Le conte zen, en dehors de ce qu'il dit, éveille en nous de subtiles résonances, il ouvre le chemin de l'éternel Atma.
Houo-Houan était orphelin de père. A treize ans, il était considéré comme un enfant prodige. Sa mère l'adorait. Chacun lui prédisait un brillant avenir. Il serait, comme l'exigeait la tradition familiale, un grand mandarin, un lettré respecté. Le gouverneur lui réservait déjà une place d'honneur auprès de lui. Un matin, il allait en classe comme à l'ordinaire, quand il croisa dans la rue une jeune fille d'une grande beauté, nommé T'sing-Ngo. En un éclair il l'aima, et sa vie bascula. Ainsi le bateau surpris par la tempête, qui change brusquement de cap, et vient échouer sur la rive inconnue.
A la demande pressante de Houo-Houan, sa mère entreprit les démarches d'usage auprès des parents de la jeune fille. T'sing-Ngo appartenait à une famille honorable. Son père, ancien intendant du temple, s'était retiré dans la montagne. Il avait laissé des ordres. Sa fille devait mener une vie consacrée, il ne lui était pas permis de se marier. Houo, quand il l'apprit, sombra dans le désespoir. Son chagrin était si violent, si terrible, que sa mère craignit pour sa vie. Or, un matin, il sortait de chez lui, perdu dans ses pensées, quand il heurta un passant, un religieux taoïste. Houo s'excusa, et le saint homme lui répondit d'un sourire. Il tenait à la main une petite truelle, qu'il agitait devant lui. Houo, machinalement, le questionna:
"Pourquoi tenez-vous à la main cette petite truelle?
- C'est un objet magique, dit le religieux, qui me permet de percer les murs, et de cueillir les herbes médicinales.

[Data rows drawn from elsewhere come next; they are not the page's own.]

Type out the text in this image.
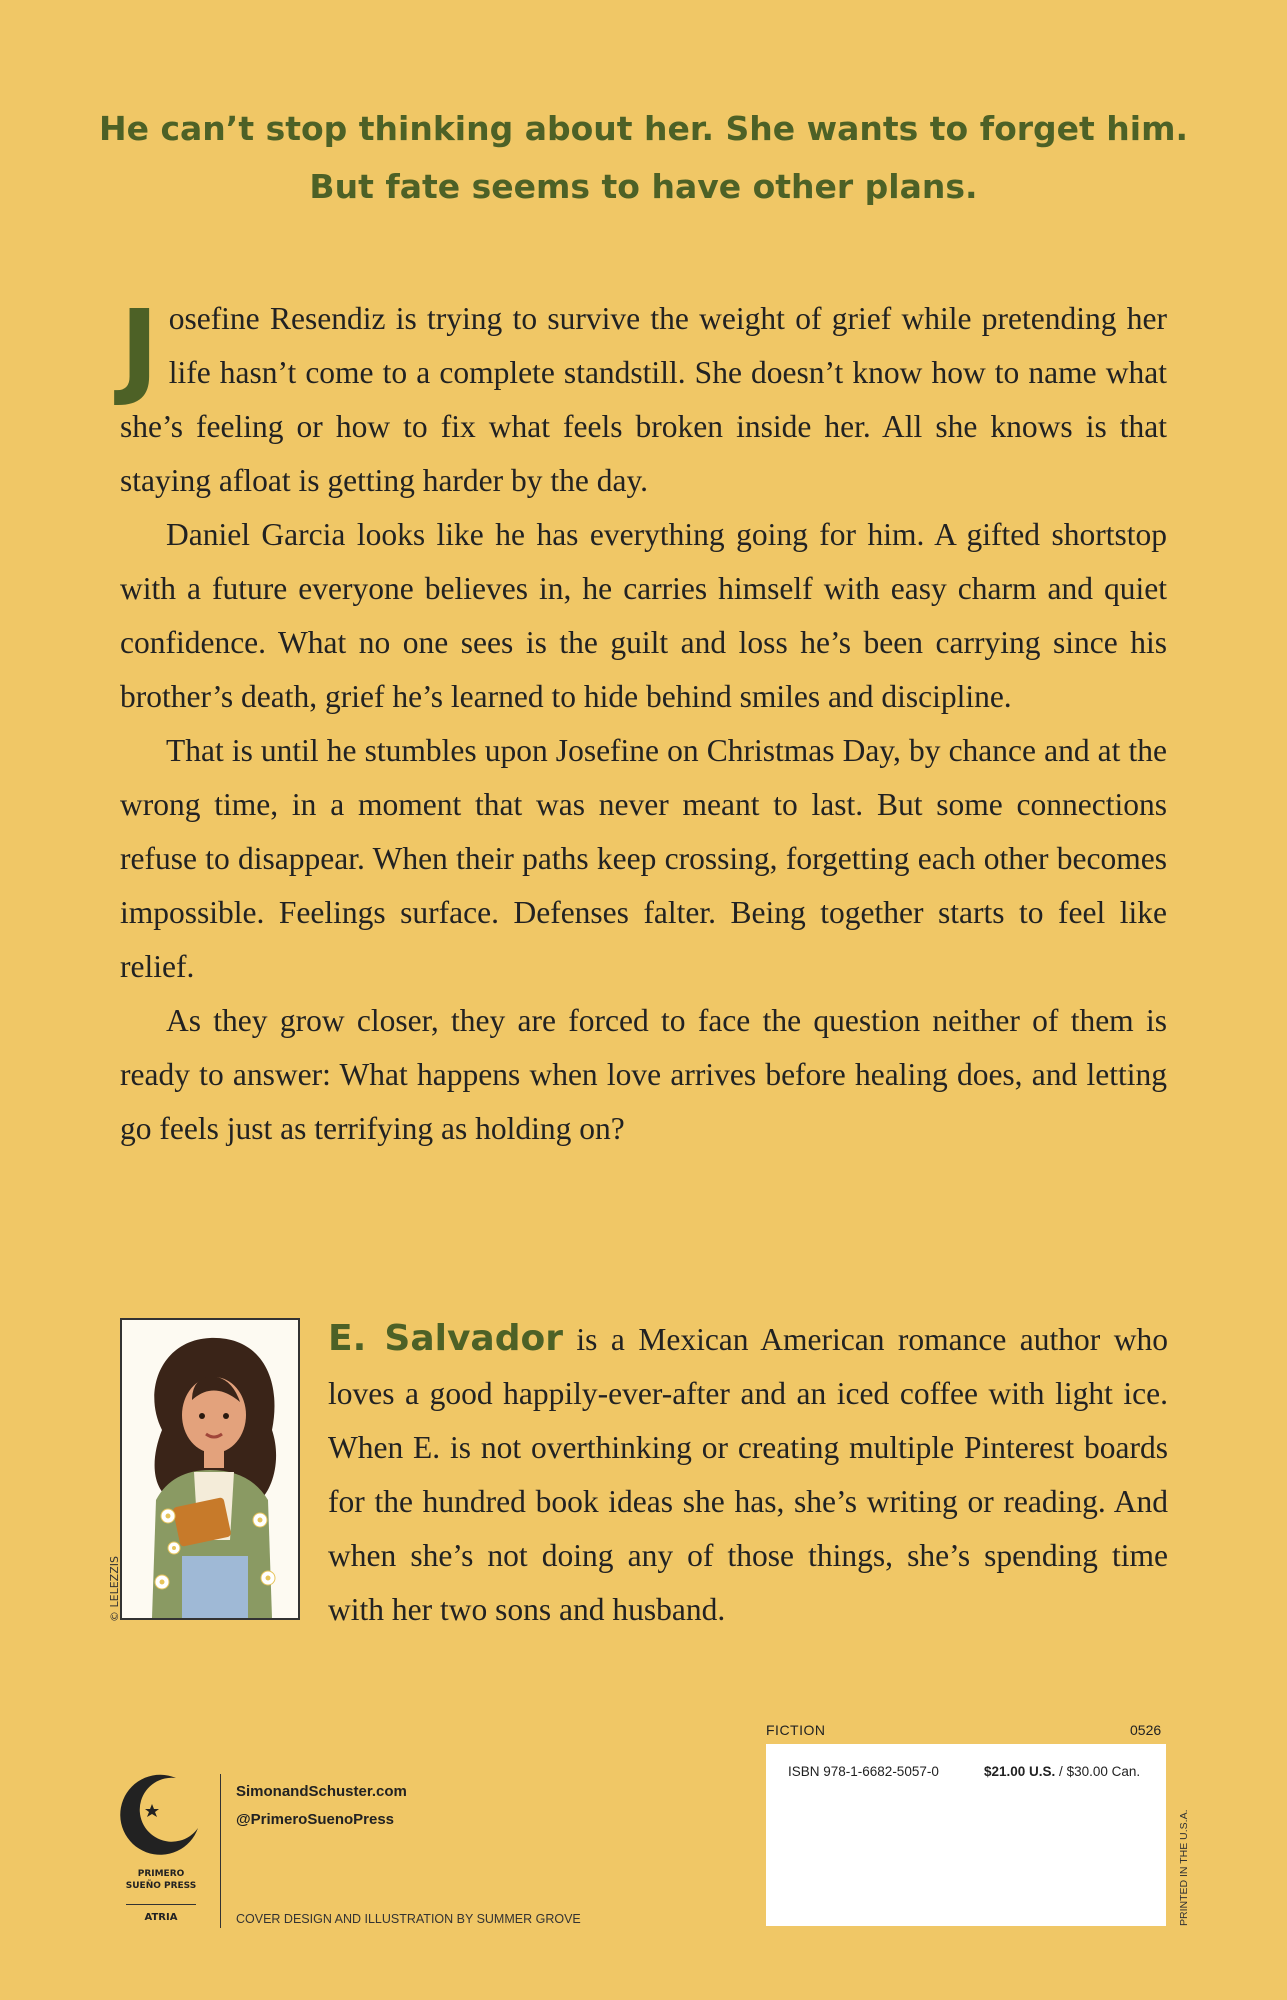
He can’t stop thinking about her. She wants to forget him.
But fate seems to have other plans.

Josefine Resendiz is trying to survive the weight of grief while pretending her life hasn’t come to a complete standstill. She doesn’t know how to name what she’s feeling or how to fix what feels broken inside her. All she knows is that staying afloat is getting harder by the day.

Daniel Garcia looks like he has everything going for him. A gifted shortstop with a future everyone believes in, he carries himself with easy charm and quiet confidence. What no one sees is the guilt and loss he’s been carrying since his brother’s death, grief he’s learned to hide behind smiles and discipline.

That is until he stumbles upon Josefine on Christmas Day, by chance and at the wrong time, in a moment that was never meant to last. But some connections refuse to disappear. When their paths keep crossing, forgetting each other becomes impossible. Feelings surface. Defenses falter. Being together starts to feel like relief.

As they grow closer, they are forced to face the question neither of them is ready to answer: What happens when love arrives before healing does, and letting go feels just as terrifying as holding on?

© LELEZZIS
E. Salvador is a Mexican American romance author who loves a good happily-ever-after and an iced coffee with light ice. When E. is not overthinking or creating multiple Pinterest boards for the hundred book ideas she has, she’s writing or reading. And when she’s not doing any of those things, she’s spending time with her two sons and husband.
PRIMERO
SUEÑO PRESS
ATRIA
SimonandSchuster.com
@PrimeroSuenoPress
COVER DESIGN AND ILLUSTRATION BY SUMMER GROVE
FICTION	0526
ISBN 978-1-6682-5057-0	$21.00 U.S. / $30.00 Can.
PRINTED IN THE U.S.A.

- Cette petite truelle perce les murs?
- Oui", affirma le religieux, et il le prouva aussitôt en attaquant un bâtiment proche.
La petite truelle entrait dans la maçonnerie comme dans une motte de beurre. Il recommença en plusieurs endroits avec la même facilité. Houo, distrait un moment de son chagrin, le regardait avec stupeur.
"Si cette petite truelle vous plaît, je vous la donne", dit alors le religieux, Houo voulut payer un prix convenable, mais le saint homme refusa, et sur un dernier sourire, il s'en alla.
Les jours suivants, Houo essaya la petite truelle enchantée sur tout ce qui se présentait. Il transperça les cloisons, creusa les murs, et saisi de fièvre troua jusqu'aux pierres du chemin. Un soir, il se trouva devant la demeure de sa bien-aimée. Pourquoi était-il là? Il n'avait pas d'intention précise, mais une force irrésistible l'entraînait. Il fora le premier mur d'enceinte, perça murs et cloisons, et traversa ainsi la maison jusqu'à la chambre, où il aperçut T'sing, qui procédait à sa toilette de nuit. La jeune fille se coucha. Houo, le coeur battant, intimidé, attendait. Enfin, quand T'sing fut endormie, il se glissa auprès d'elle, s'enveloppa d'une couverture brodée, et s'endormit à son tour dans la clôture de son haleine embaumée.
Au matin, une servante qui venait réveiller sa maîtresse trouva les deux enfants chastement endormis l'un à côté de l'autre. Horrifiée, elle poussa un cri, et bientôt, les servantes, les valets armés de bâtons faisaient un cercle autour de l'intrus. On le reconnut. C'était Houo, l'étudiant, le lettré. On voulut bien lui pardonner, à condition qu'il ne recommençât jamais, et ne revît la jeune fille. Mais T'sing, pendant ce temps, restait pensive, le jeune homme avait effleuré son coeur. Aussi, malgré l'opposition du père, le saint homme retiré dans la montagne, l'incompréhension de sa mère, la honte de la maman de Houo, qui déplorait l'inconduite de son fils, le mariage eut lieu peu de temps après, grâce à la bienveillante intervention du gouverneur de la ville.
On ne sait si les jeunes époux furent heureux en ce monde, car peu de temps après les noces, T'sing mourut. Houo disparut quelques mois plus tard. On chuchote qu'il avait emmené la petite truelle enchantée, et délivré de la pierre du tombeau sa bien-aimée. Ils sont désormais réunis pour l'éternité dans le palais sous la mer... des immortels.